残り15秒。相手が時間を潰そうと腰を引いたその一瞬の隙を見逃さず、懐に深く潜り込む。渾身の背負投が虚空を裂いた。相手の身体が綺麗に一回転して畳に突き刺さる。審判の「一本!」の声。劇的な逆転一本勝ちに、修道館サイドは沸き返った。
「おい!! やったなマウンテン! 最高の背負いや!」
ゴリラ女が自分のことのように喜ぶと、マウンテンゴリラ女も興奮気味に拳を握り締める。
「やりました! ゴリラ女さん、次です! 2人で近畿ブロック大会行きましょう!」
「おう、待っとけ。すぐ決めてくる」
ゴリラ女が決勝の畳に上がる。
相手は大将のゴリラ女が引き込みからの寝技を得意としていることを完全に警戒し、極端に腰を引いて低く構えていた。

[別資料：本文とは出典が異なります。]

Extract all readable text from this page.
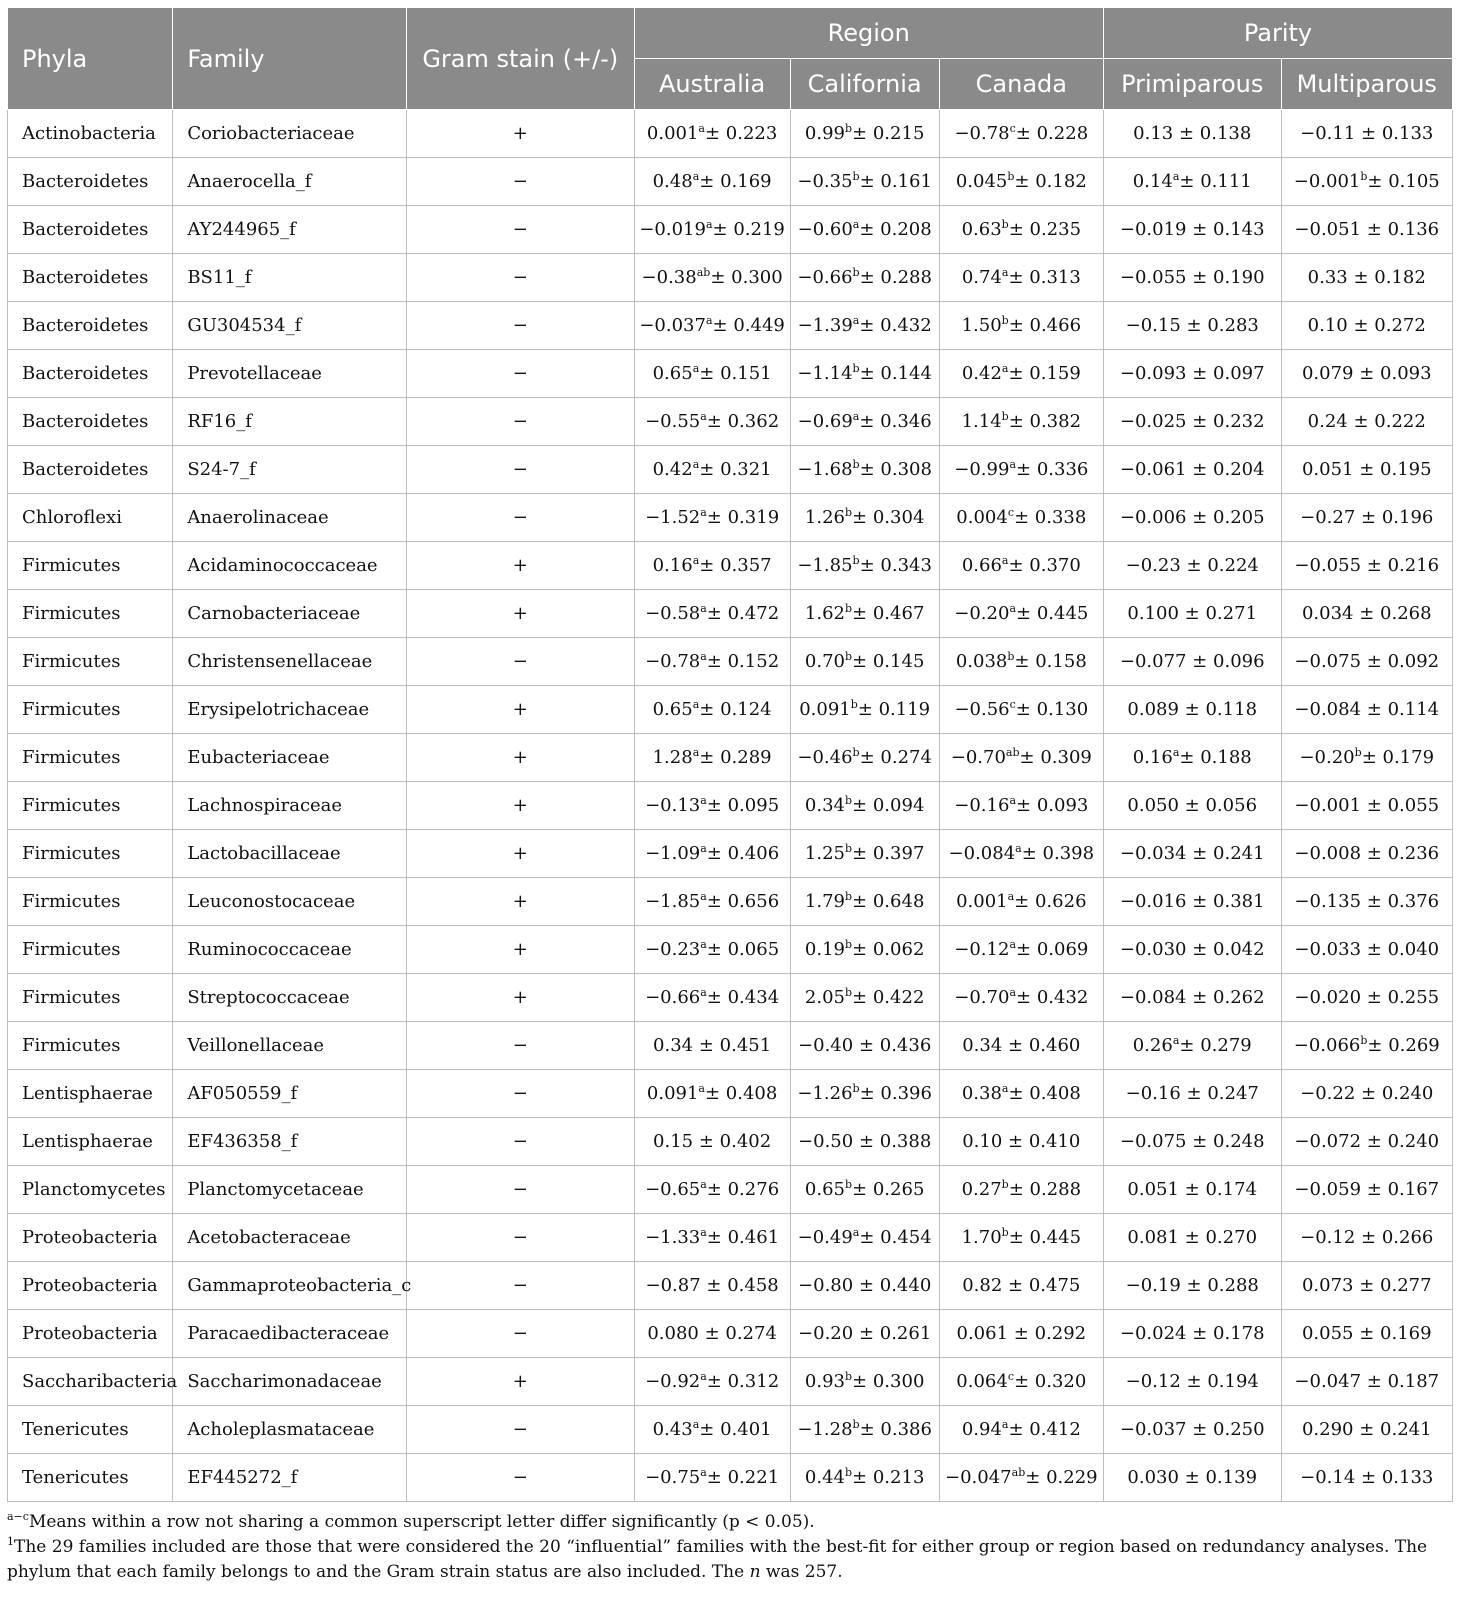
Phyla	Family	Gram stain (+/-)	Region			Parity	
			Australia	California	Canada	Primiparous	Multiparous
Actinobacteria	Coriobacteriaceae	+	0.001$^a$± 0.223	0.99$^b$± 0.215	−0.78$^c$± 0.228	0.13 ± 0.138	−0.11 ± 0.133
Bacteroidetes	Anaerocella_f	−	0.48$^a$± 0.169	−0.35$^b$± 0.161	0.045$^b$± 0.182	0.14$^a$± 0.111	−0.001$^b$± 0.105
Bacteroidetes	AY244965_f	−	−0.019$^a$± 0.219	−0.60$^a$± 0.208	0.63$^b$± 0.235	−0.019 ± 0.143	−0.051 ± 0.136
Bacteroidetes	BS11_f	−	−0.38$^{ab}$± 0.300	−0.66$^b$± 0.288	0.74$^a$± 0.313	−0.055 ± 0.190	0.33 ± 0.182
Bacteroidetes	GU304534_f	−	−0.037$^a$± 0.449	−1.39$^a$± 0.432	1.50$^b$± 0.466	−0.15 ± 0.283	0.10 ± 0.272
Bacteroidetes	Prevotellaceae	−	0.65$^a$± 0.151	−1.14$^b$± 0.144	0.42$^a$± 0.159	−0.093 ± 0.097	0.079 ± 0.093
Bacteroidetes	RF16_f	−	−0.55$^a$± 0.362	−0.69$^a$± 0.346	1.14$^b$± 0.382	−0.025 ± 0.232	0.24 ± 0.222
Bacteroidetes	S24-7_f	−	0.42$^a$± 0.321	−1.68$^b$± 0.308	−0.99$^a$± 0.336	−0.061 ± 0.204	0.051 ± 0.195
Chloroflexi	Anaerolinaceae	−	−1.52$^a$± 0.319	1.26$^b$± 0.304	0.004$^c$± 0.338	−0.006 ± 0.205	−0.27 ± 0.196
Firmicutes	Acidaminococcaceae	+	0.16$^a$± 0.357	−1.85$^b$± 0.343	0.66$^a$± 0.370	−0.23 ± 0.224	−0.055 ± 0.216
Firmicutes	Carnobacteriaceae	+	−0.58$^a$± 0.472	1.62$^b$± 0.467	−0.20$^a$± 0.445	0.100 ± 0.271	0.034 ± 0.268
Firmicutes	Christensenellaceae	−	−0.78$^a$± 0.152	0.70$^b$± 0.145	0.038$^b$± 0.158	−0.077 ± 0.096	−0.075 ± 0.092
Firmicutes	Erysipelotrichaceae	+	0.65$^a$± 0.124	0.091$^b$± 0.119	−0.56$^c$± 0.130	0.089 ± 0.118	−0.084 ± 0.114
Firmicutes	Eubacteriaceae	+	1.28$^a$± 0.289	−0.46$^b$± 0.274	−0.70$^{ab}$± 0.309	0.16$^a$± 0.188	−0.20$^b$± 0.179
Firmicutes	Lachnospiraceae	+	−0.13$^a$± 0.095	0.34$^b$± 0.094	−0.16$^a$± 0.093	0.050 ± 0.056	−0.001 ± 0.055
Firmicutes	Lactobacillaceae	+	−1.09$^a$± 0.406	1.25$^b$± 0.397	−0.084$^a$± 0.398	−0.034 ± 0.241	−0.008 ± 0.236
Firmicutes	Leuconostocaceae	+	−1.85$^a$± 0.656	1.79$^b$± 0.648	0.001$^a$± 0.626	−0.016 ± 0.381	−0.135 ± 0.376
Firmicutes	Ruminococcaceae	+	−0.23$^a$± 0.065	0.19$^b$± 0.062	−0.12$^a$± 0.069	−0.030 ± 0.042	−0.033 ± 0.040
Firmicutes	Streptococcaceae	+	−0.66$^a$± 0.434	2.05$^b$± 0.422	−0.70$^a$± 0.432	−0.084 ± 0.262	−0.020 ± 0.255
Firmicutes	Veillonellaceae	−	0.34 ± 0.451	−0.40 ± 0.436	0.34 ± 0.460	0.26$^a$± 0.279	−0.066$^b$± 0.269
Lentisphaerae	AF050559_f	−	0.091$^a$± 0.408	−1.26$^b$± 0.396	0.38$^a$± 0.408	−0.16 ± 0.247	−0.22 ± 0.240
Lentisphaerae	EF436358_f	−	0.15 ± 0.402	−0.50 ± 0.388	0.10 ± 0.410	−0.075 ± 0.248	−0.072 ± 0.240
Planctomycetes	Planctomycetaceae	−	−0.65$^a$± 0.276	0.65$^b$± 0.265	0.27$^b$± 0.288	0.051 ± 0.174	−0.059 ± 0.167
Proteobacteria	Acetobacteraceae	−	−1.33$^a$± 0.461	−0.49$^a$± 0.454	1.70$^b$± 0.445	0.081 ± 0.270	−0.12 ± 0.266
Proteobacteria	Gammaproteobacteria_c	−	−0.87 ± 0.458	−0.80 ± 0.440	0.82 ± 0.475	−0.19 ± 0.288	0.073 ± 0.277
Proteobacteria	Paracaedibacteraceae	−	0.080 ± 0.274	−0.20 ± 0.261	0.061 ± 0.292	−0.024 ± 0.178	0.055 ± 0.169
Saccharibacteria	Saccharimonadaceae	+	−0.92$^a$± 0.312	0.93$^b$± 0.300	0.064$^c$± 0.320	−0.12 ± 0.194	−0.047 ± 0.187
Tenericutes	Acholeplasmataceae	−	0.43$^a$± 0.401	−1.28$^b$± 0.386	0.94$^a$± 0.412	−0.037 ± 0.250	0.290 ± 0.241
Tenericutes	EF445272_f	−	−0.75$^a$± 0.221	0.44$^b$± 0.213	−0.047$^{ab}$± 0.229	0.030 ± 0.139	−0.14 ± 0.133

$^{a-c}$Means within a row not sharing a common superscript letter differ significantly (p < 0.05).

$^1$The 29 families included are those that were considered the 20 “influential” families with the best-fit for either group or region based on redundancy analyses. The phylum that each family belongs to and the Gram strain status are also included. The n was 257.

(なるほどな。最初から寝技を警戒して低くなっとる相手に、無理に引き込んでもガードが固くて攻めにくいな……)
瞬時にプランを切り替える。
(なら、まずは立技で完全にうつ伏せに崩して、上からコントロールするのが定石や)
ガッチリと組み合うと、相手の低い姿勢を逆手に取り、上から相手の帯を掴んで豪快に煽り立てる。そこから一気に潜り込んで帯取返!
巨体が畳に転がり、まずは技あり。
うつ伏せに崩れた相手に対し、ゴリラ女のグラウンドの動きは容赦なかった。相手がディフェンスしようと固める腕を、強靭なパワーでこじ開け、流れるように腕緘へ移行。関節が完璧にロックされ、相手がタップ。
「合わせ一本!」
審判の手が挙がった瞬間、ゴリラ女は小さく拳を握った。去年のベスト4の悔しさを、最高の形で晴らした瞬間だった。
「よっしゃ!!」
「勝ったぞ、マウンテン!」
2人はお互いの健闘を称え合い、揃っての近畿ブロック大会出場を確定させた。
その夜、自宅に帰ると、待っていた母や姉妹から大歓声で迎えられた。
「お帰り! 優勝おめでとう!」
「流石実業団王者の大将やね! 2冠やん!」
食卓に並んだ豪華な食事を囲みながら、昼間のタイマーを薙ぎ倒したハプニングや、マウンテンゴリラ女の劇的な逆転バックドロップ並みの背負い投げの話で大盛り上がり。家族の笑顔に囲まれながら、ゴリラ女は冷たいビールを喉に流し込む。最高の味だった。
しかし、彼女の心にある闘志の火は、更に大きく燃え盛っていた。
大阪予選はクリアした。次は近畿ブロックの猛者達が待っている。そこを勝ち抜けば、目指す国民スポーツ大会の本戦だ。
グラスを強くテーブルに置き、ゴリラ女は家族の前で、そして自分自身に言い聞かせるように熱く誓った。
「実業団体だけじゃ終わらへん。この勢いのまま、秋の国スポも絶対に修道館の名前背負って出場して、天辺獲ったるからな!」
リベンジを果たした女王の夏は、ここから更に加速していく。